The fourth question believers should ask is: “What is the wise thing to do?”

“Not ‘what is the right thing to do?’” Stanley clarified. “Your greatest regret is generally preceded by a series of unwise decisions. A lack of wisdom is what brings us to the precipice of the decision we wish we could go back and unmake.”

“In light of my past experience, what is the wise thing for me to do? In light of my current circumstances and state of mind, what is the wise thing for me to do? In light of my future hopes and dreams, what is the wise thing for me to do?”

Finally, the pastor encouraged people to ask themselves, “What does love require of me?”

“When I talk about love in this context, it's not just cultural love,” he said. ”It's the love Jesus talked about when He said, ‘A new command I give you: Love one another, but don't stop there. Love as I have loved you.’”

“As Christians ... those are our marching orders that shape and define and create and inform our conscience in terms of what our behavior should be,” Stanley said. “So when you're not sure what to say or do, you stop and ask what love requires of you.”

According to Stanley, most people don't learn from bad decisions because they're convinced their bad decisions were somebody else's fault. 

“Our culture tells us that the worst thing we can do is to feel bad about ourselves. That is not true,” he emphasized. “The worst thing we can do is not feel bad about ourselves about something that's bad about ourselves.”
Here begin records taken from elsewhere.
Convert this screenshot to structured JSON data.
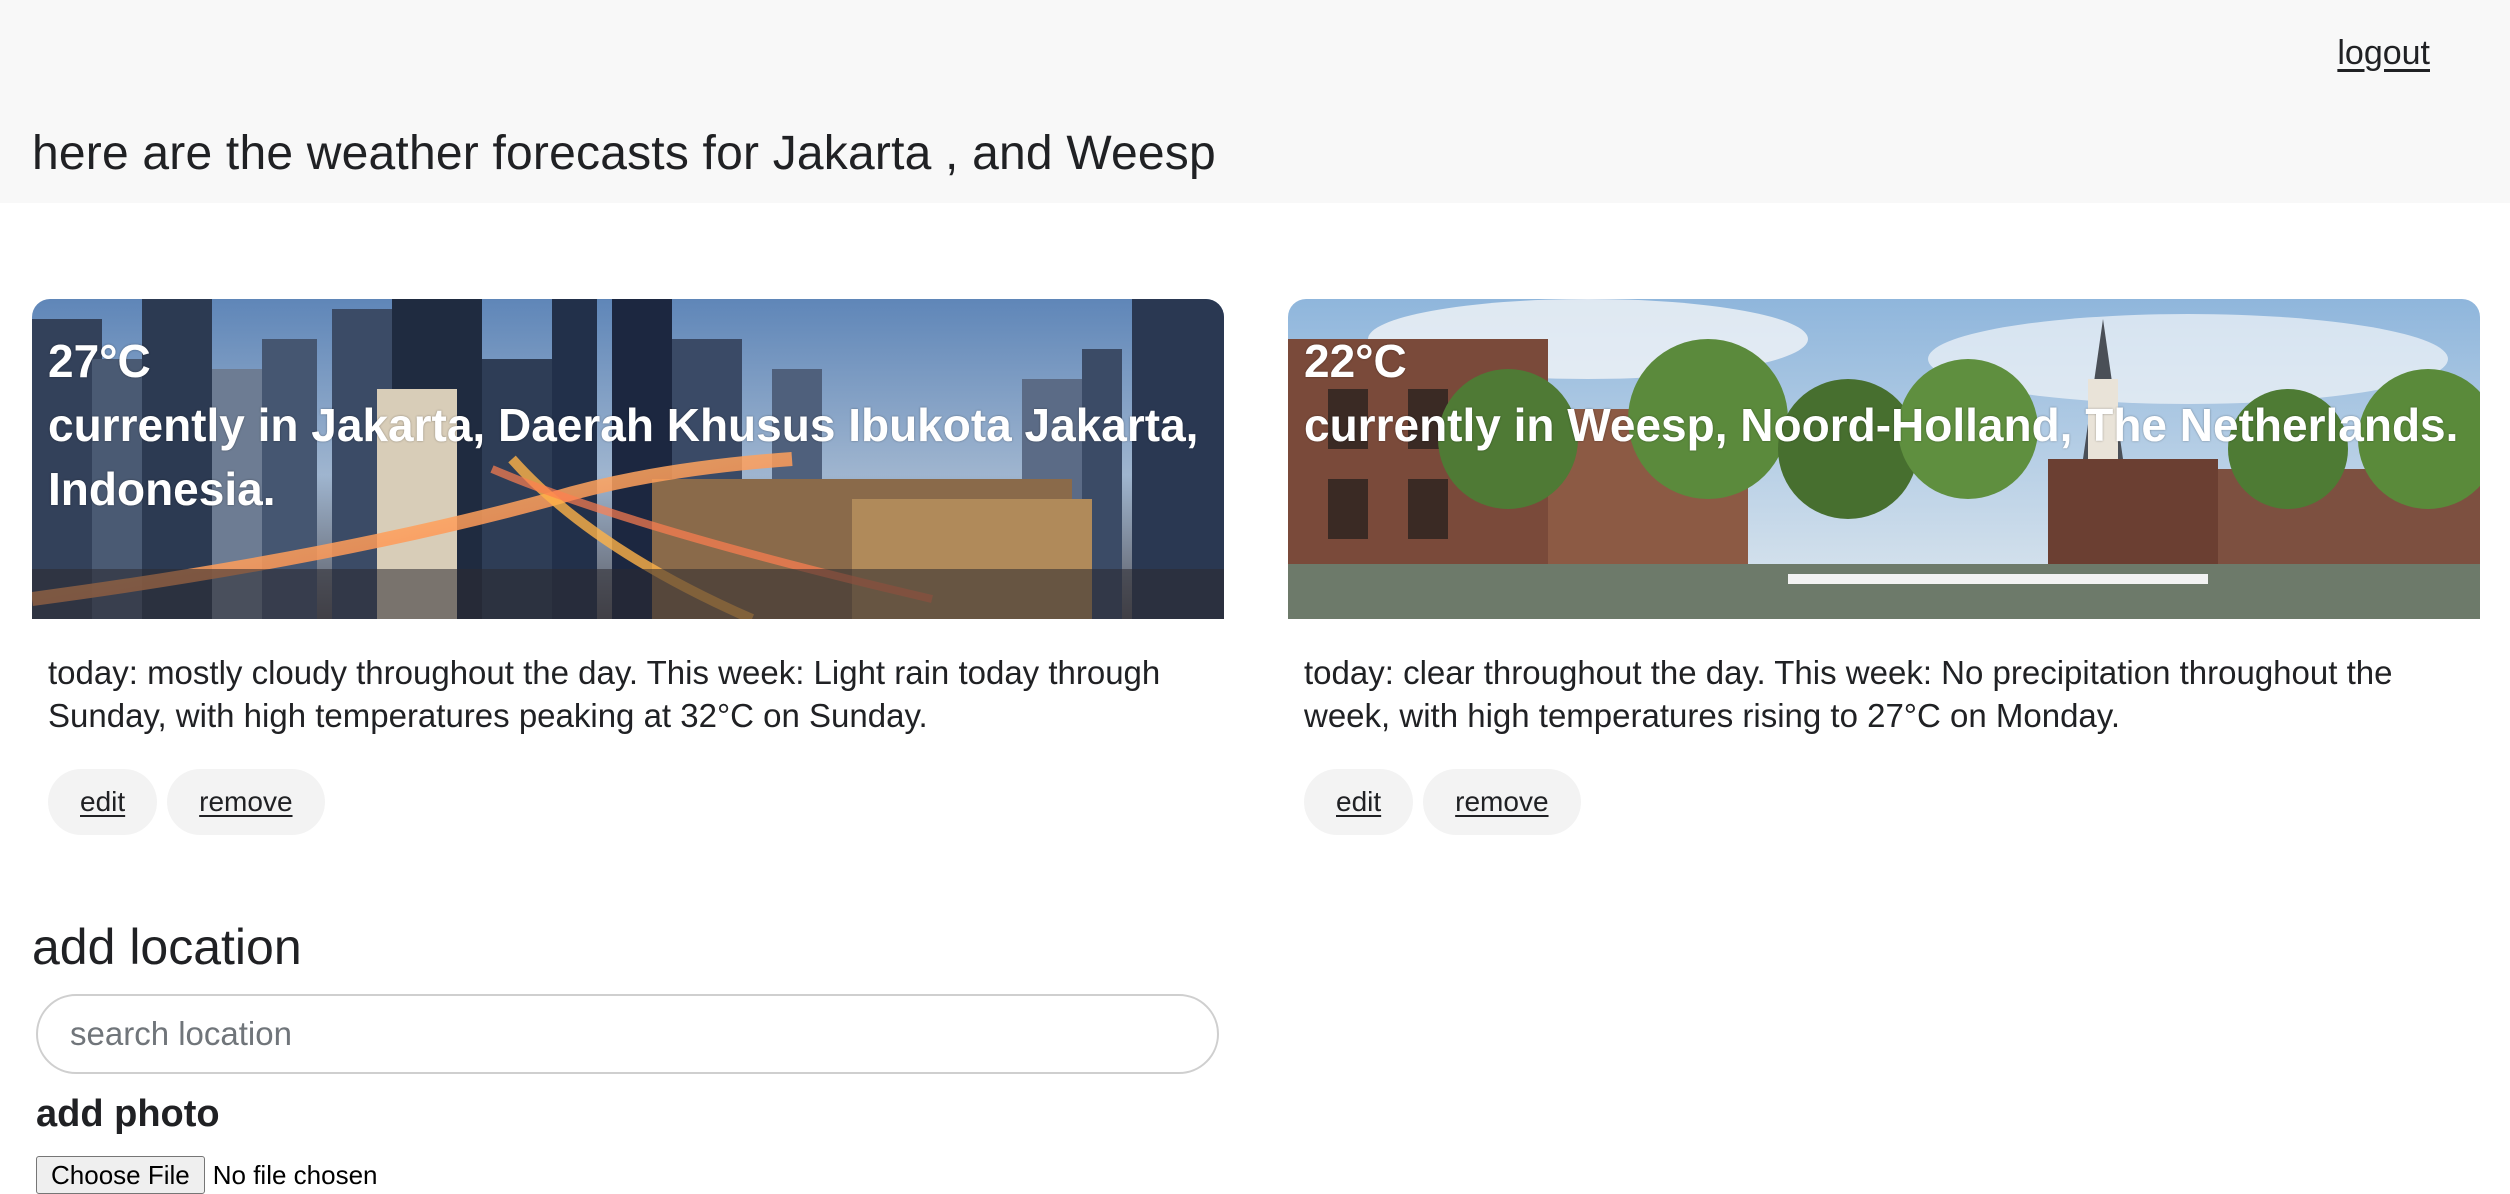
{
  "header": {
    "logout_label": "logout",
    "title": "here are the weather forecasts for Jakarta , and Weesp"
  },
  "cards": [
    {
      "temperature": "27°C",
      "location_line": "currently in Jakarta, Daerah Khusus Ibukota Jakarta, Indonesia.",
      "description": "today: mostly cloudy throughout the day. This week: Light rain today through Sunday, with high temperatures peaking at 32°C on Sunday.",
      "edit_label": "edit",
      "remove_label": "remove"
    },
    {
      "temperature": "22°C",
      "location_line": "currently in Weesp, Noord-Holland, The Netherlands.",
      "description": "today: clear throughout the day. This week: No precipitation throughout the week, with high temperatures rising to 27°C on Monday.",
      "edit_label": "edit",
      "remove_label": "remove"
    }
  ],
  "add_location": {
    "title": "add location",
    "search_placeholder": "search location",
    "photo_label": "add photo",
    "file_button_label": "Choose File",
    "file_status": "No file chosen"
  }
}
“Shame has its place and shame has its role, and if I'm not willing to face where I actually am, I will never ever get to where I want to be,” he added. “So as long as I'm kidding myself, as long as I'm selling myself, as long as I'm fooling myself, as long as I'm refusing to look in the mirror and make excuses, there's just no way to make progress, whether it's financially, professionally, academically, relationally and whatever it might be.”

He pointed out that humans are “really good” at “selling ourselves on a really bad idea” and stressed the importance of not rushing into making decisions. 

“We don't want to wait,” he argued. “We know that if we wait, we're going to talk ourselves out of it and so we become our own worst enemies. 

“These principles are so important and so foundational, and they’re for everybody.”